Voice notes sent in WhatsApp are transcribed via Wolffish’s STT (speech-to-text) capability and processed as regular text input. The transcription happens locally before the message enters the brain pipeline.

Busy Handling

If a turn is already running when a new WhatsApp message arrives, Wolffish sends a brief acknowledgment:
I'm working on something right now. Your message is queued
and I'll get to it when I'm done.
The message enters the TurnRunner queue and processes in order once the current turn completes.

Verbose Task Results

By default, WhatsApp receives a clean feed — the agent’s replies, any files or voice it produces, and errors. Routine tool steps stay in the desktop UI. Toggle this in Settings → Channels → WhatsApp → Verbose task results:
  • Off (default) — agent messages, file-bearing results, and errors only.
  • On — every tool call, result, and activity is relayed to the chat.
Verbose changes only what is sent to WhatsApp.
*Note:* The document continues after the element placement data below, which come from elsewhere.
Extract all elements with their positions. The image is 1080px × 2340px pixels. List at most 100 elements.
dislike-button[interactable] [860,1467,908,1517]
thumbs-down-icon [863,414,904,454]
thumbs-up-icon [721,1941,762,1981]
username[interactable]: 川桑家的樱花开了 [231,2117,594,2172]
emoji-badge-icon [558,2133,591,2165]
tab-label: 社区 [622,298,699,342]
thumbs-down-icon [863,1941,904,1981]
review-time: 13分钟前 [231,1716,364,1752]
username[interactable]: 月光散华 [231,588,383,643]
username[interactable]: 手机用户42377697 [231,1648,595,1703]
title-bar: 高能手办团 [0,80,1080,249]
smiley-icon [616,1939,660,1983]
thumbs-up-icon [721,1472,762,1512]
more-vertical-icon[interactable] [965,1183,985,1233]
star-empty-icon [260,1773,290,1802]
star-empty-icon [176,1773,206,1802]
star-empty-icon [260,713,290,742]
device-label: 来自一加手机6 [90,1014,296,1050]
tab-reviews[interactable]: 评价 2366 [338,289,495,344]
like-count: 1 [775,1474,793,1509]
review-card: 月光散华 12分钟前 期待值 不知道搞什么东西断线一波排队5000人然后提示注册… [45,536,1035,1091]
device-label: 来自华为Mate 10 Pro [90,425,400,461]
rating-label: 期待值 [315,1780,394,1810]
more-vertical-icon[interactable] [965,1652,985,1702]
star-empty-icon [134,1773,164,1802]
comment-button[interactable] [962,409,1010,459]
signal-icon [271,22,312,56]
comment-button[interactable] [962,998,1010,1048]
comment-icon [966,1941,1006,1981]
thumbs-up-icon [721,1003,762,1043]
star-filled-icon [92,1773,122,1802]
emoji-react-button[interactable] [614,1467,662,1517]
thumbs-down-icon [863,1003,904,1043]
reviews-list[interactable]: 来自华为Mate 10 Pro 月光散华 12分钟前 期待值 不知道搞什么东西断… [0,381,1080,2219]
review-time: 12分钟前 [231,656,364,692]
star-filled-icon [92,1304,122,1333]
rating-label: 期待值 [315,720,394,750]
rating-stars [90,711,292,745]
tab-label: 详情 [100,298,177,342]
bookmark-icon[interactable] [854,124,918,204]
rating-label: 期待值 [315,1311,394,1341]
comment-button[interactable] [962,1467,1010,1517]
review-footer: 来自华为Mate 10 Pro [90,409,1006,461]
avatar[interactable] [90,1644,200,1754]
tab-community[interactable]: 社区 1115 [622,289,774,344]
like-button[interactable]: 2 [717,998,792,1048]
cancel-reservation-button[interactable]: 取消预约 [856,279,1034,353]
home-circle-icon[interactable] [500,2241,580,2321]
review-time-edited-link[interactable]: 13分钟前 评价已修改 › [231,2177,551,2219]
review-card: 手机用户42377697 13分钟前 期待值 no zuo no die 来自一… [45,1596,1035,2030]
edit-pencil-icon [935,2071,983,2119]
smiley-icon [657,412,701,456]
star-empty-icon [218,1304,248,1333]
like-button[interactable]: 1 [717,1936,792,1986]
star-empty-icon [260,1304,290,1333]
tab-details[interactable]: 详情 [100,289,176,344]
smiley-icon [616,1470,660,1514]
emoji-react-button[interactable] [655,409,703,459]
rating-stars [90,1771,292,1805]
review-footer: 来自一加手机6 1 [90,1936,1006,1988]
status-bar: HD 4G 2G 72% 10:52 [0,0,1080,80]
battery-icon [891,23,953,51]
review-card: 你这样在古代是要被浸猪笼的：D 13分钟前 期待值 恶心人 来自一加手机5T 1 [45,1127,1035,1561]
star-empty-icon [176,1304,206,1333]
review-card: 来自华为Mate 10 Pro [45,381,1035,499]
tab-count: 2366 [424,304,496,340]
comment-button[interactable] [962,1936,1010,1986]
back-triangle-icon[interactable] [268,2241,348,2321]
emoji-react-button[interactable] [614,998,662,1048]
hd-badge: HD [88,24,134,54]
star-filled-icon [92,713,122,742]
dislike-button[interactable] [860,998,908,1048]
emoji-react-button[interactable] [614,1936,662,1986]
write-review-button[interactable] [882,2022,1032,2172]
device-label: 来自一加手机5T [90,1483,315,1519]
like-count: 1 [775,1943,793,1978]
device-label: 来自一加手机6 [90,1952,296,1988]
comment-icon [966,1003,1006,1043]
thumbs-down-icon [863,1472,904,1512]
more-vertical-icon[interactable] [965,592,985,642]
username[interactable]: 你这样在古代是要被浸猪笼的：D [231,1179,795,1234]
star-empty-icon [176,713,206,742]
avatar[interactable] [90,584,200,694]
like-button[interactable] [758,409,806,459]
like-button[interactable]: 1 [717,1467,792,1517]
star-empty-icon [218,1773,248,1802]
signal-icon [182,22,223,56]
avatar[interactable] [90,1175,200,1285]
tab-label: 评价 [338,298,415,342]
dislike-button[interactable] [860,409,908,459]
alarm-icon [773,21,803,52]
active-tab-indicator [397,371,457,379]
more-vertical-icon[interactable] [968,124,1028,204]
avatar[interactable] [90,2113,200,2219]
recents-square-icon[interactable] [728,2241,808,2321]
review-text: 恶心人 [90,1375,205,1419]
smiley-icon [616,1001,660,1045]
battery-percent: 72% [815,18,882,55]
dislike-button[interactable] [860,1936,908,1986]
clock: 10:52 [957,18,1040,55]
The full turn is still saved to history and memory regardless of the setting.

Conversation Mapping

Each WhatsApp JID (phone number identifier) maps to a Wolffish conversation. In practice:
  • Messages you send to yourself (via “Message Yourself” in WhatsApp) create one conversation
  • If you configure Wolffish to respond to a specific contact, that contact’s JID gets its own conversation
Conversations are shared across channels — you can start in WhatsApp and continue in the Electron UI or Telegram.

Under the Hood

The WhatsApp channel uses Baileys, an open-source TypeScript implementation of the WhatsApp Web protocol. Baileys handles:
  • QR code generation and multi-device authentication
  • WebSocket connection management
  • Message encryption/decryption (Signal protocol)
  • Media download and upload
  • Presence and typing indicators
Baileys is a third-party library that reverse-engineers the WhatsApp Web protocol. While widely used and stable, it is not officially supported by Meta. WhatsApp protocol changes may occasionally require library updates.